His regular season was solid (3.56 ERA, three earned runs or less in nine out of ten starts). But his rep as the postseason ace was set on fire: he had an ERA of 12.38 in two starts, almost doubling his career postseason ERA to 3.33.
YES. HAPP: B-
His first two starts were anyway (at best) but his last seven were sharp. He held opponents against an OPS of 0.581 and had an ERA of 2.34 over that period. However, the postseason hurt his grade.

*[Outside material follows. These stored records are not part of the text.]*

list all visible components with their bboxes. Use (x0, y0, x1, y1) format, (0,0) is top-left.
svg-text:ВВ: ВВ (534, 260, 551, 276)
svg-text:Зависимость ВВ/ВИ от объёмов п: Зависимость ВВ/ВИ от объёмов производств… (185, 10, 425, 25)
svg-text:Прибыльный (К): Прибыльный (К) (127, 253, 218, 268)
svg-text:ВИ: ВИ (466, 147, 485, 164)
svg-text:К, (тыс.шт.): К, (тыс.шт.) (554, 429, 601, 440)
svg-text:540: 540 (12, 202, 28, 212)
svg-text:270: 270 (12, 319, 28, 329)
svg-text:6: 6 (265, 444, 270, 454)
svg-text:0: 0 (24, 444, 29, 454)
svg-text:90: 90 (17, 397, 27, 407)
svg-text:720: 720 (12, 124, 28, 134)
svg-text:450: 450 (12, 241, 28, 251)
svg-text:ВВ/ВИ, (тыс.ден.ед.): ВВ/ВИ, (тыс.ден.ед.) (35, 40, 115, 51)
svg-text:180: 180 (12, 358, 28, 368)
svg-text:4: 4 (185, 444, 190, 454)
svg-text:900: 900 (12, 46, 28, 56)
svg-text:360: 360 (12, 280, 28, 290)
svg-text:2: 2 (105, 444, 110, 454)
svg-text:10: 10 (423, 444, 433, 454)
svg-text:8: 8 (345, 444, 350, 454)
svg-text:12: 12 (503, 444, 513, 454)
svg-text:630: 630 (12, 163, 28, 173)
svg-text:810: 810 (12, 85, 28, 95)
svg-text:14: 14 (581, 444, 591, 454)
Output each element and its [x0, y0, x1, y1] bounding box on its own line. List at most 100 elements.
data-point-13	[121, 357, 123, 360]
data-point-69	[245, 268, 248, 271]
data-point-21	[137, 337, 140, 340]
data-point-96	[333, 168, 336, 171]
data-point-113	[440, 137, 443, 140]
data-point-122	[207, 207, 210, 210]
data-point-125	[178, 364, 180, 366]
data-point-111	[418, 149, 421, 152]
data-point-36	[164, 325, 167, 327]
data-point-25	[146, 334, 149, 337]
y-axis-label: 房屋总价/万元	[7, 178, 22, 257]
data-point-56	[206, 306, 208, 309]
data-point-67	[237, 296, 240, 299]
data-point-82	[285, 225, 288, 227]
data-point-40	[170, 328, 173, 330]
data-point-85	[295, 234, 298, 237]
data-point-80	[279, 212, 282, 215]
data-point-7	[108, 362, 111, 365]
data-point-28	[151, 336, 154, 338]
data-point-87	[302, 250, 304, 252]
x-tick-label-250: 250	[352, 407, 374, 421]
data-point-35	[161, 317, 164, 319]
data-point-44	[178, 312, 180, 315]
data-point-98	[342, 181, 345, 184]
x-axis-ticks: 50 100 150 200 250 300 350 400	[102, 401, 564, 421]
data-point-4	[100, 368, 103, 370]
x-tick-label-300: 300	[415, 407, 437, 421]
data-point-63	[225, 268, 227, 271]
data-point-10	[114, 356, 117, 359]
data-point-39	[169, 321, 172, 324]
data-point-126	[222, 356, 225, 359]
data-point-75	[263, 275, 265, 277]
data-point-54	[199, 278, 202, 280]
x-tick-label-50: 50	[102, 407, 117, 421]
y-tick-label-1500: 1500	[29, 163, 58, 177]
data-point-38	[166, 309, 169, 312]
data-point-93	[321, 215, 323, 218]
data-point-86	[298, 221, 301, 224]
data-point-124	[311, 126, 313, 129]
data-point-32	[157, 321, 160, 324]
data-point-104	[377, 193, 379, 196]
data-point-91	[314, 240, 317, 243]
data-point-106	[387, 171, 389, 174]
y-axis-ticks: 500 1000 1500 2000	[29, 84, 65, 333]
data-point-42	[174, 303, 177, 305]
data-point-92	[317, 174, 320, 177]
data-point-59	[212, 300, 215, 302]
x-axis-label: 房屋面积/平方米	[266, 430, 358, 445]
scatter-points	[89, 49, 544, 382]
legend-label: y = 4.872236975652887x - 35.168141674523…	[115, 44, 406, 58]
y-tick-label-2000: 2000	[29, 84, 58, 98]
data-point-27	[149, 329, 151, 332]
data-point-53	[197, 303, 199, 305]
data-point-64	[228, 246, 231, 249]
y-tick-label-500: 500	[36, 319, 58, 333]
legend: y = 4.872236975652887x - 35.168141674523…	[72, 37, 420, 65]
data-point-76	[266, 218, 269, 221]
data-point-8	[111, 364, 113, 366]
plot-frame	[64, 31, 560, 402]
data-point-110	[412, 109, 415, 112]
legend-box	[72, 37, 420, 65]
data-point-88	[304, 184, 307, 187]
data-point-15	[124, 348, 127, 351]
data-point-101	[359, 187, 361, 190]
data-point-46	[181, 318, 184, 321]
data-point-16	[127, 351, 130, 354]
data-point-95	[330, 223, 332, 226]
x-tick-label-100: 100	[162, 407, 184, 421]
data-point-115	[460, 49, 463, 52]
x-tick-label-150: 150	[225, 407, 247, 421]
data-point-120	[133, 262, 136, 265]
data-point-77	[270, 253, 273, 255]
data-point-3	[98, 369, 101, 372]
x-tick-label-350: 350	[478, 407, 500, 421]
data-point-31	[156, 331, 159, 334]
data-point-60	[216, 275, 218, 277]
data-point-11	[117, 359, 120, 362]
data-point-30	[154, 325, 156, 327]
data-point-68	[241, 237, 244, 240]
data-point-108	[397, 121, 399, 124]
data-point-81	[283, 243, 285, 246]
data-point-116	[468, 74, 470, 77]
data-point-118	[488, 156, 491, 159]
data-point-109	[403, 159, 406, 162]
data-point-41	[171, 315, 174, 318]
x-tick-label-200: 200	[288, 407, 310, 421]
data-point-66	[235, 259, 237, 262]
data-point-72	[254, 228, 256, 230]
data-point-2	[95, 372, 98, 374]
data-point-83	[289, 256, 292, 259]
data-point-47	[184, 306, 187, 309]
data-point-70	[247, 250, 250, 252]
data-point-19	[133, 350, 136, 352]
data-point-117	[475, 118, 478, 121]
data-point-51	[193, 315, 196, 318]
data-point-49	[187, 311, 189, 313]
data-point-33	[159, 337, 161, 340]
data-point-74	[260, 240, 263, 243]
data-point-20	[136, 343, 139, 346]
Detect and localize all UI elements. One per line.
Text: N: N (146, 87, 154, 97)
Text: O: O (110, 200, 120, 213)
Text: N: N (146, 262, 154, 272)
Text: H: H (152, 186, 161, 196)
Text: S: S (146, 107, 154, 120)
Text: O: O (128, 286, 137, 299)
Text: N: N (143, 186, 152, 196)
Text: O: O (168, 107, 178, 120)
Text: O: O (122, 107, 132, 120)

He seemed unhappy with his piggyback assignment in Game 2 against the Rays and then threw himself badly (2.2 innings, four runs) with a loss of flash point.
DEIVI GARCIA: B-
Several strong starts made it clear just how much potential there is here, and it should play a huge role in a rebuilt rotation in 2021. But it was also hit and ended with an ERA of 4.98. Garcia, 21, is good enough to wonder what could have happened if he got more than one inning in the Americans' botched Game 2 pitching plan.
JORDAN MONTGOMERY: C +
The normal year (5.11 ERA) got a boost from his sharp start to Game 4 in the ALDS, where he gave up a run in four innings to help the Yankees force a crucial fifth game.
BULLPEN
ZACK BRITTON: A-
Was filled in as closer for part of the season and had an ERA of 1.89 in 20 appearances. Continued to receive grounders at an elite rate - his 71.7% groundball percentage was the best among pitchers with at least 19 innings. Keep opponents to an average of 0.059 in the postseason.
AROLDIS CHAPMAN: D.
He was 3v5 in safe odds, had an ERA of 3.09 and is still on strike material. But he gave up a crucial home run in a playoff game for the second consecutive October, the only thing everyone will remember.
CHAD GREEN: B.
By the end of the year, Green was one of the few aides in Aaron Boone's Circle of Trust, throwing important post-season innings (3.38 ERA). During the regular season he had a 3.51 ERA.
ADAM OTTAVINO: D.
Bad effort against Toronto (six runs, no failures) spoiled his numbers (5.89 ERA), but Boone didn't seem to trust him too late either and only gave him one playoff appearance.
MANAGER
AARON BOONE: B-
We're not making him the scapegoat for the pitching debacle in Game 2, but he should have either made sure Happ was on board or sunk the whole thing. Otherwise, he was a steady hand in one bizarre season.
GENERAL DIRECTOR
BRIAN CASHMAN: C +
Points for signing Cole and acquisitions like Voit and LeMahieu are now franchise foundation. Should he have added pitching by the middle of the year? Yes. Could he have? That's another question. Nevertheless, he has to bear the rotation errors, injuries and October defects, even if the Americans compete against each other every year.